- Born: 11 April 1910 Bhatiyana, Hapur Tehsil, Meerut, United Provinces, British India (now Hapur district, Uttar Pradesh)
- Died: 21 August 1954 (aged 44) Hapur, Uttar Pradesh, India
- Education: B.A
- Alma mater: Meerut College
- Occupations: Writer, poet, social reformer
- Spouse: Nathodevi
- Writing career
- Language: Hindi
- Genres: Hindi literature, Dalit Literature
- Notable work: Hridayodgar

= Choudhari Mulkiram =

Hindi poet

Choudhari Mulkiram or Mulkiram Choudhary (1910–1954) was a Hindi poet, philosopher and civil servant.

== Personal life ==
Choudhari Mulkiram was born into [KHATIK] caste to Choudhari Dansahay at Hapur, United Provinces, British India. He completed his graduation from the Meerut College (U.P.) and was appointed as the Superintendent in the Dept. of Rural Development.

== Career ==
In 1939 he was selected as PCS officer and was first posted as Deputy Collector of Hardoi and also been Director of Social Welfare Department in U.P govt.

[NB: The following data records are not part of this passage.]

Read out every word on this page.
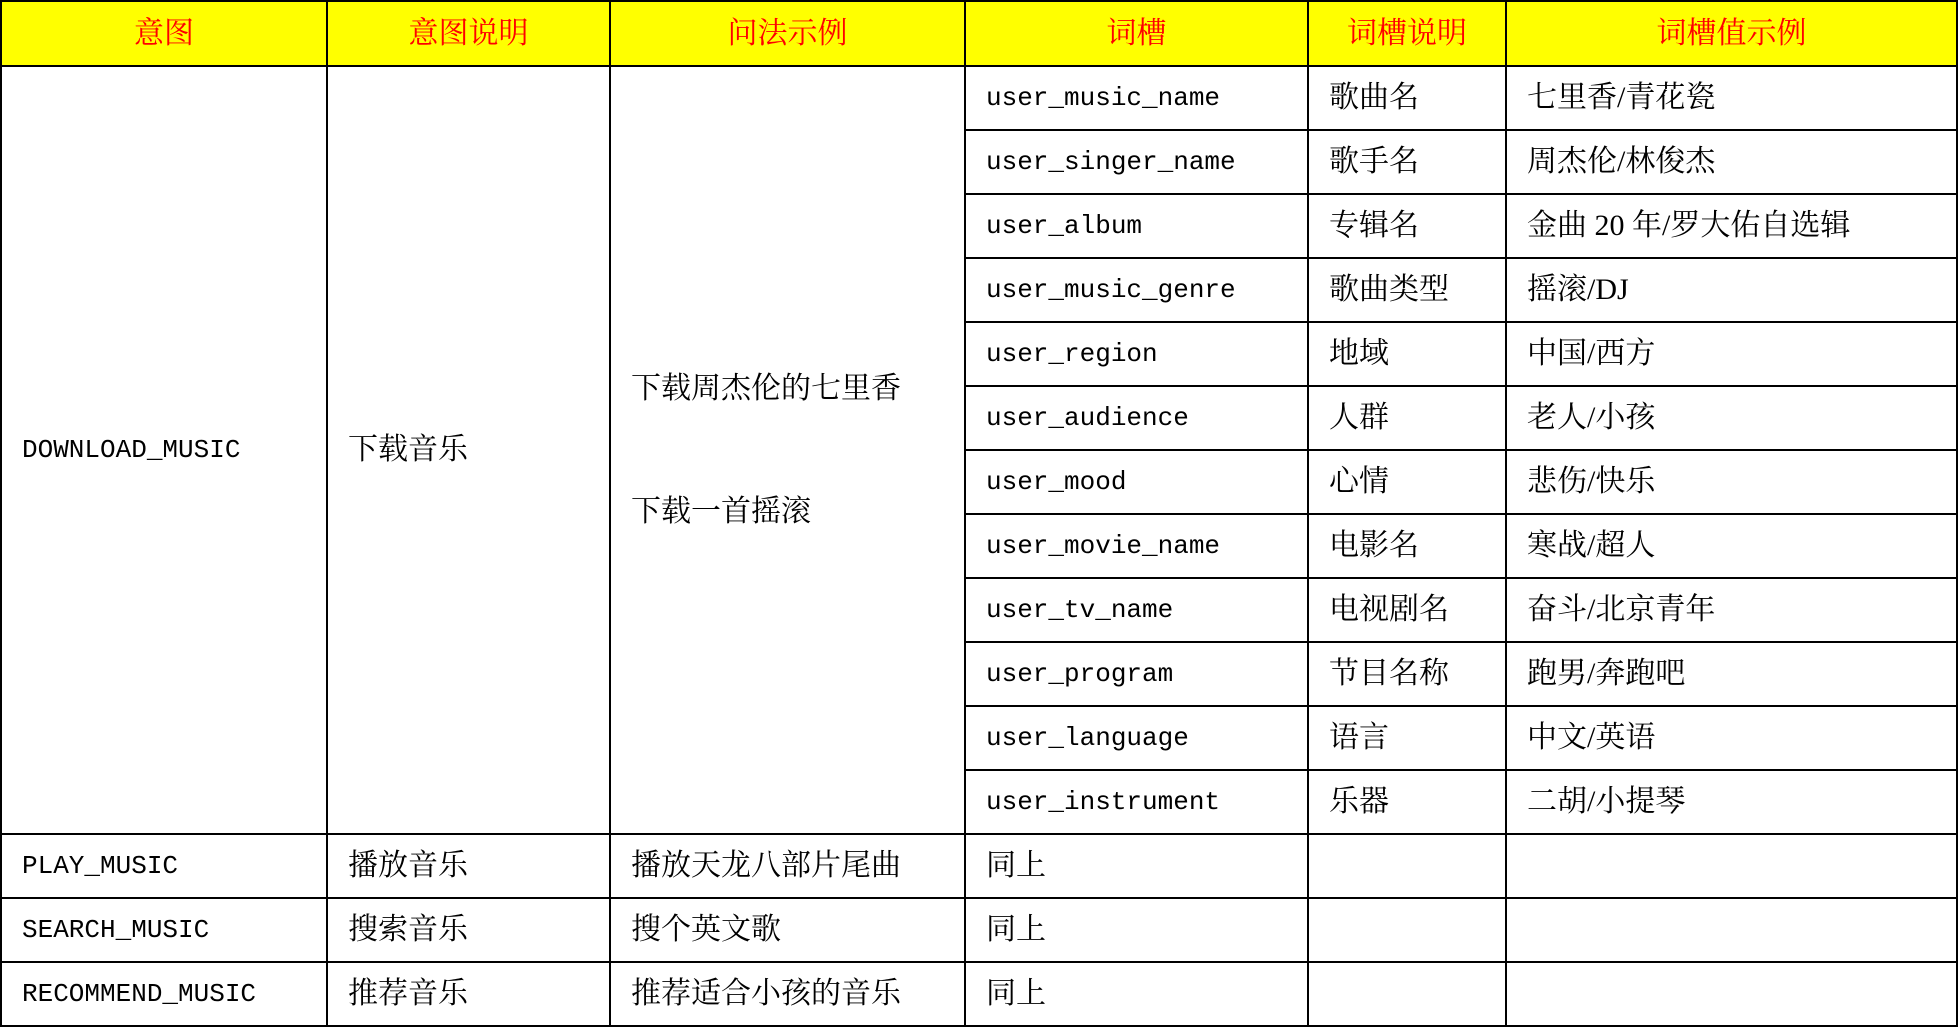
意图	意图说明	问法示例	词槽	词槽说明	词槽值示例
DOWNLOAD_MUSIC	下载音乐
下载周杰伦的七里香
下载一首摇滚
user_music_name	歌曲名	七里香/青花瓷
user_singer_name	歌手名	周杰伦/林俊杰
user_album	专辑名	金曲 20 年/罗大佑自选辑
user_music_genre	歌曲类型	摇滚/DJ
user_region	地域	中国/西方
user_audience	人群	老人/小孩
user_mood	心情	悲伤/快乐
user_movie_name	电影名	寒战/超人
user_tv_name	电视剧名	奋斗/北京青年
user_program	节目名称	跑男/奔跑吧
user_language	语言	中文/英语
user_instrument	乐器	二胡/小提琴
PLAY_MUSIC	播放音乐	播放天龙八部片尾曲	同上
SEARCH_MUSIC	搜索音乐	搜个英文歌	同上
RECOMMEND_MUSIC	推荐音乐	推荐适合小孩的音乐	同上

He entered into Hindi literary movement and chosen poetry as a mean to social reform. He befriended Krishna Dutt Paliwal and started working for Dalit movement and annihilation of castes. He also got influenced from Arya Samaj and worked for welfare of people.

An anthology of his poems, 'Hridayodgar' was published posthumously by Dr.Tarachand Pal Bekal.